A filmmaker in North Carolina is working on a documentary that juxtaposes the coalfields of Appalachia with those of another area: Wales. He’ll present some of his findings for revitalizing a community after coal at a meeting this week.
Tom Hansell’s documentary “After Coal” won’t be finished for another year or two, but Hansell has already done some of the shooting, in both Wales and Appalachia. This week, he’ll speak at the quarterly meeting of the Alliance for Appalachia—a group of environmental organizations from Kentucky, Virginia, West Virginia and Tennessee.
Coal was mined in Wales for decades, but the industry began declining about 30 years ago. Hansell says since then, communities have rebounded in various ways he thinks could apply to the Appalachian coalfields, too.

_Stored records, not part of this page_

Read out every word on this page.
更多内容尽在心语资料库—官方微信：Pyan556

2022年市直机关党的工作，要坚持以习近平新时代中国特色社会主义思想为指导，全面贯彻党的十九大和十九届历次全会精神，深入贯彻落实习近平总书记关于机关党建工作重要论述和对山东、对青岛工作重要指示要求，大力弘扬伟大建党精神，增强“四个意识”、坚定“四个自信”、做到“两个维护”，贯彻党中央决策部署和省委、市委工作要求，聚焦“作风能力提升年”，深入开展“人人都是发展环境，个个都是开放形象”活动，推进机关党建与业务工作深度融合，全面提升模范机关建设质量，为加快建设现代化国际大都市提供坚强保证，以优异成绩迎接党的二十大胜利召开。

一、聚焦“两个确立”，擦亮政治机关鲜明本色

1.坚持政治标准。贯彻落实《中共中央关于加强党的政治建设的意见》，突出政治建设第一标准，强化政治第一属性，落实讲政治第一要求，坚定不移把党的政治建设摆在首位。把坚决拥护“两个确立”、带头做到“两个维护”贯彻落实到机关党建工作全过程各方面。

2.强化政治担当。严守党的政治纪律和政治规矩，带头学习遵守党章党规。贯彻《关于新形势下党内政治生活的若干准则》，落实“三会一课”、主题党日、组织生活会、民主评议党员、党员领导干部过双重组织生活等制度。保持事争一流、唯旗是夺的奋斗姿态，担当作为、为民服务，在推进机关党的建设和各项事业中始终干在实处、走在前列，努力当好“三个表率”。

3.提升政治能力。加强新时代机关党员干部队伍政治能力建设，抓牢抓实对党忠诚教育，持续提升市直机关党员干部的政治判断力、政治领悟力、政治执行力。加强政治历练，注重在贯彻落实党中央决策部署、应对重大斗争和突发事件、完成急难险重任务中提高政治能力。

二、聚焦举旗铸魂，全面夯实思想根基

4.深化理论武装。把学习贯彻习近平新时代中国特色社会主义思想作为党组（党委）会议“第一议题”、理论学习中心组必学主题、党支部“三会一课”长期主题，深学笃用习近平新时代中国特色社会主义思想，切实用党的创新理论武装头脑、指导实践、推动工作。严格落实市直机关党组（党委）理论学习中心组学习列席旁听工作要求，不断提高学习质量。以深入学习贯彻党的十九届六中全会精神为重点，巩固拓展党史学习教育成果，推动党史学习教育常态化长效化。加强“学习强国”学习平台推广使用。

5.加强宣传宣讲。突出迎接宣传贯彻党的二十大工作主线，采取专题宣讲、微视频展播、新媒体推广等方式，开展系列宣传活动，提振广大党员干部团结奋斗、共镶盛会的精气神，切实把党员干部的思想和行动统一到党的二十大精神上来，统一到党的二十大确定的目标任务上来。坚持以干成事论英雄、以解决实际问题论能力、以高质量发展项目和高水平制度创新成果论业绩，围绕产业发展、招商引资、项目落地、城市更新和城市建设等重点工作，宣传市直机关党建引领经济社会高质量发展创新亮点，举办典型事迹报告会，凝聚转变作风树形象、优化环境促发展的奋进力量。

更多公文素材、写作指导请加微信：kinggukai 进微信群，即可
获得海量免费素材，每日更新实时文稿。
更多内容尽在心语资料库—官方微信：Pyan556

“There’s no silver bullet. It’s not a simple solution,” he said. “If you look at Wales since 1988, they have lost population. They certainly have a much cleaner environment and there are coal mining communities that have survived. In fact, the majority of the coal mining communities have survived.”
For example, Hansell points out that Appalachia’s current approach to tourism is very seasonal, but in Wales they began focusing on holding professional development retreats and workshops year-round.
“And the idea of using this professional development idea may be a path to creating more sustainable businesses,” he said. “And they also had a very careful business plan and had several years of financing lined up before they jumped in. And they also had a commitment to hiring local people.”
Hansell estimates his documentary will be finished by 2014 or 2015.